Häufig gestellte Fragen
Worum geht es in dieser Arbeit grundsätzlich?
Die Arbeit bietet eine umfassende Analyse des Schweizer Bankensystems, seiner Struktur und der wichtigsten Akteure wie Nationalbank und Geschäftsbanken.
Welches sind die zentralen Themenfelder der Analyse?
Zentrale Themen sind die historische Entwicklung, die bankenspezifischen Geschäftsbereiche, der Einfluss von Gesetzen und der allgemeine Strukturwandel innerhalb der Branche.
Was ist das primäre Ziel der Untersuchung?
Das Ziel ist es, dem Leser einen fundierten Einblick in das Bankensystem der Schweiz zu gewähren und die gesamtwirtschaftliche Bedeutung der verschiedenen Bankengruppen aufzuzeigen.
Welche wissenschaftliche Methode kommt zum Einsatz?
Es wurde das Verfahren des "desk research" angewandt, wobei primär Jahresabschlüsse, SNB-Statistiken und weiterführende Literatur ausgewertet wurden.
Was steht im inhaltlichen Fokus des Hauptteils?
Der Hauptteil gliedert sich in die Untersuchung der Schweizerischen Nationalbank sowie die differenzierte Darstellung der Geschäftsbanken, angefangen bei Groß- und Kantonalbanken bis hin zu Regionalbanken und Privatbankiers.

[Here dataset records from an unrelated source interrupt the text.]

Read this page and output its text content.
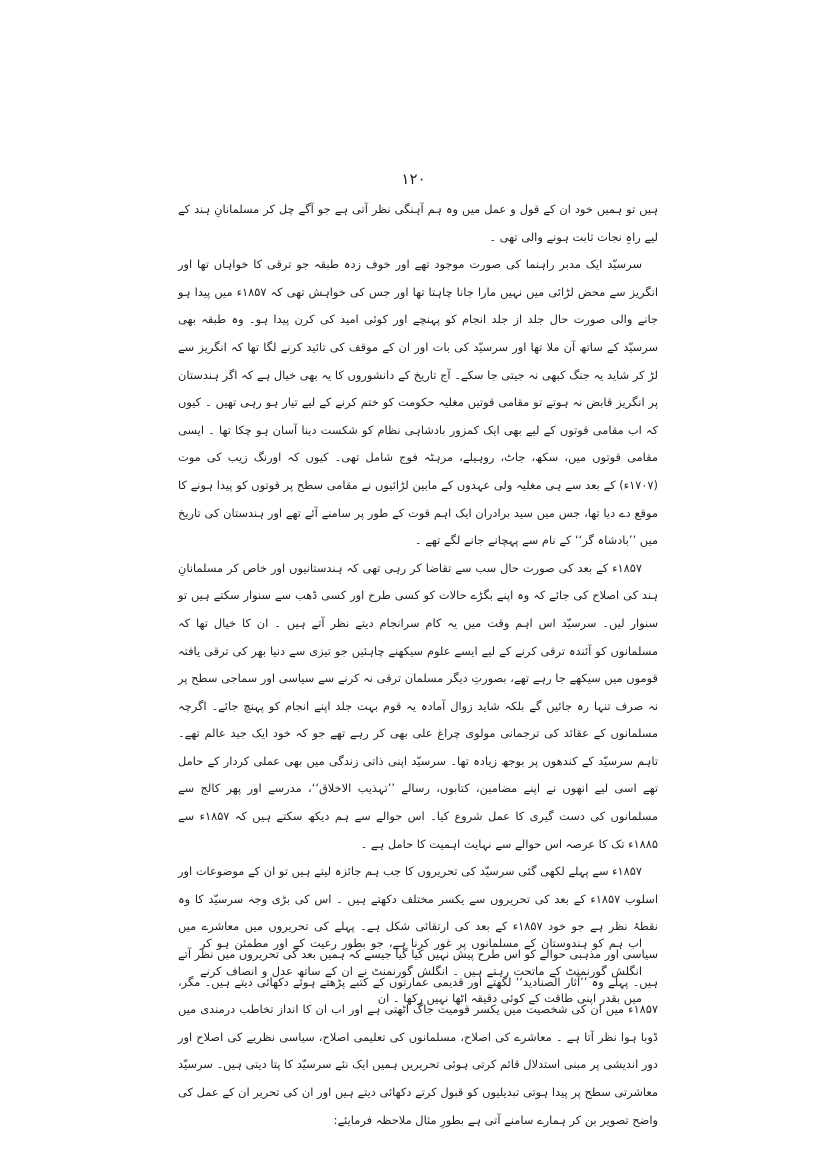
۱۲۰

ہیں تو ہمیں خود ان کے قول و عمل میں وہ ہم آہنگی نظر آتی ہے جو آگے چل کر مسلمانانِ ہند کے لیے راہِ نجات ثابت ہونے والی تھی ۔

سرسیّد ایک مدبر راہنما کی صورت موجود تھے اور خوف زدہ طبقہ جو ترقی کا خواہاں تھا اور انگریز سے محض لڑائی میں نہیں مارا جانا چاہتا تھا اور جس کی خواہش تھی کہ ۱۸۵۷ء میں پیدا ہو جانے والی صورت حال جلد از جلد انجام کو پہنچے اور کوئی امید کی کرن پیدا ہو۔ وہ طبقہ بھی سرسیّد کے ساتھ آن ملا تھا اور سرسیّد کی بات اور ان کے موقف کی تائید کرنے لگا تھا کہ انگریز سے لڑ کر شاید یہ جنگ کبھی نہ جیتی جا سکے۔ آج تاریخ کے دانشوروں کا یہ بھی خیال ہے کہ اگر ہندستان پر انگریز قابض نہ ہوتے تو مقامی قوتیں مغلیہ حکومت کو ختم کرنے کے لیے تیار ہو رہی تھیں ۔ کیوں کہ اب مقامی قوتوں کے لیے بھی ایک کمزور بادشاہی نظام کو شکست دینا آسان ہو چکا تھا ۔ ایسی مقامی قوتوں میں، سکھ، جاٹ، روہیلے، مرہٹہ فوج شامل تھی۔ کیوں کہ اورنگ زیب کی موت (۱۷۰۷ء) کے بعد سے ہی مغلیہ ولی عہدوں کے مابین لڑائیوں نے مقامی سطح پر قوتوں کو پیدا ہونے کا موقع دے دیا تھا، جس میں سید برادران ایک اہم قوت کے طور پر سامنے آئے تھے اور ہندستان کی تاریخ میں ’’بادشاہ گر‘‘ کے نام سے پہچانے جانے لگے تھے ۔

۱۸۵۷ء کے بعد کی صورت حال سب سے تقاضا کر رہی تھی کہ ہندستانیوں اور خاص کر مسلمانانِ ہند کی اصلاح کی جائے کہ وہ اپنے بگڑے حالات کو کسی طرح اور کسی ڈھب سے سنوار سکتے ہیں تو سنوار لیں۔ سرسیّد اس اہم وقت میں یہ کام سرانجام دیتے نظر آتے ہیں ۔ ان کا خیال تھا کہ مسلمانوں کو آئندہ ترقی کرنے کے لیے ایسے علوم سیکھنے چاہئیں جو تیزی سے دنیا بھر کی ترقی یافتہ قوموں میں سیکھے جا رہے تھے، بصورتِ دیگر مسلمان ترقی نہ کرنے سے سیاسی اور سماجی سطح پر نہ صرف تنہا رہ جائیں گے بلکہ شاید زوال آمادہ یہ قوم بہت جلد اپنے انجام کو پہنچ جائے۔ اگرچہ مسلمانوں کے عقائد کی ترجمانی مولوی چراغ علی بھی کر رہے تھے جو کہ خود ایک جید عالم تھے۔ تاہم سرسیّد کے کندھوں پر بوجھ زیادہ تھا۔ سرسیّد اپنی ذاتی زندگی میں بھی عملی کردار کے حامل تھے اسی لیے انھوں نے اپنے مضامین، کتابوں، رسالے ’’تہذیب الاخلاق‘‘، مدرسے اور پھر کالج سے مسلمانوں کی دست گیری کا عمل شروع کیا۔ اس حوالے سے ہم دیکھ سکتے ہیں کہ ۱۸۵۷ء سے ۱۸۸۵ء تک کا عرصہ اس حوالے سے نہایت اہمیت کا حامل ہے ۔

۱۸۵۷ء سے پہلے لکھی گئی سرسیّد کی تحریروں کا جب ہم جائزہ لیتے ہیں تو ان کے موضوعات اور اسلوب ۱۸۵۷ء کے بعد کی تحریروں سے یکسر مختلف دکھتے ہیں ۔ اس کی بڑی وجہ سرسیّد کا وہ نقطۂ نظر ہے جو خود ۱۸۵۷ء کے بعد کی ارتقائی شکل ہے۔ پہلے کی تحریروں میں معاشرے میں سیاسی اور مذہبی حوالے کو اس طرح پیش نہیں کیا گیا جیسے کہ ہمیں بعد کی تحریروں میں نظر آتے ہیں۔ پہلے وہ ’’آثار الصنادید‘‘ لکھتے اور قدیمی عمارتوں کے کتبے پڑھتے ہوئے دکھائی دیتے ہیں۔ مگر، ۱۸۵۷ء میں ان کی شخصیت میں یکسر قومیت جاگ اٹھتی ہے اور اب ان کا انداز تخاطب درمندی میں ڈوبا ہوا نظر آتا ہے ۔ معاشرے کی اصلاح، مسلمانوں کی تعلیمی اصلاح، سیاسی نظریے کی اصلاح اور دور اندیشی پر مبنی استدلال قائم کرتی ہوئی تحریریں ہمیں ایک نئے سرسیّد کا پتا دیتی ہیں۔ سرسیّد معاشرتی سطح پر پیدا ہوتی تبدیلیوں کو قبول کرتے دکھائی دیتے ہیں اور ان کی تحریر ان کے عمل کی واضح تصویر بن کر ہمارے سامنے آتی ہے بطورِ مثال ملاحظہ فرمایئے:

اب ہم کو ہندوستان کے مسلمانوں پر غور کرنا ہے، جو بطور رعیت کے اور مطمئن ہو کر انگلش گورنمنٹ کے ماتحت رہتے ہیں ۔ انگلش گورنمنٹ نے ان کے ساتھ عدل و انصاف کرنے میں بقدر اپنی طاقت کے کوئی دقیقہ اٹھا نہیں رکھا ۔ ان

Welche Schlagworte charakterisieren das Dokument?
Zu den wichtigsten Begriffen zählen das Bankengesetz, die Rolle der Nationalbank, Universalbanken, Konzentrationsprozesse und die Bedeutung der Vermögensverwaltung.
Warum spielt das Zinsgeschäft bei Regionalbanken eine so dominante Rolle?
Regionalbanken konzentrieren sich stark auf das lokale Spar- und Hypothekargeschäft, welches traditionell den Kern ihrer Ertragsstruktur bildet.
Welchen Einfluss hatte der Strukturwandel auf die Anzahl der Banken?
Aufgrund von Fusionen, Übernahmen und Liquidationen ist die Anzahl der Bankinstitute in der Schweiz in den letzten Jahrzehnten deutlich zurückgegangen.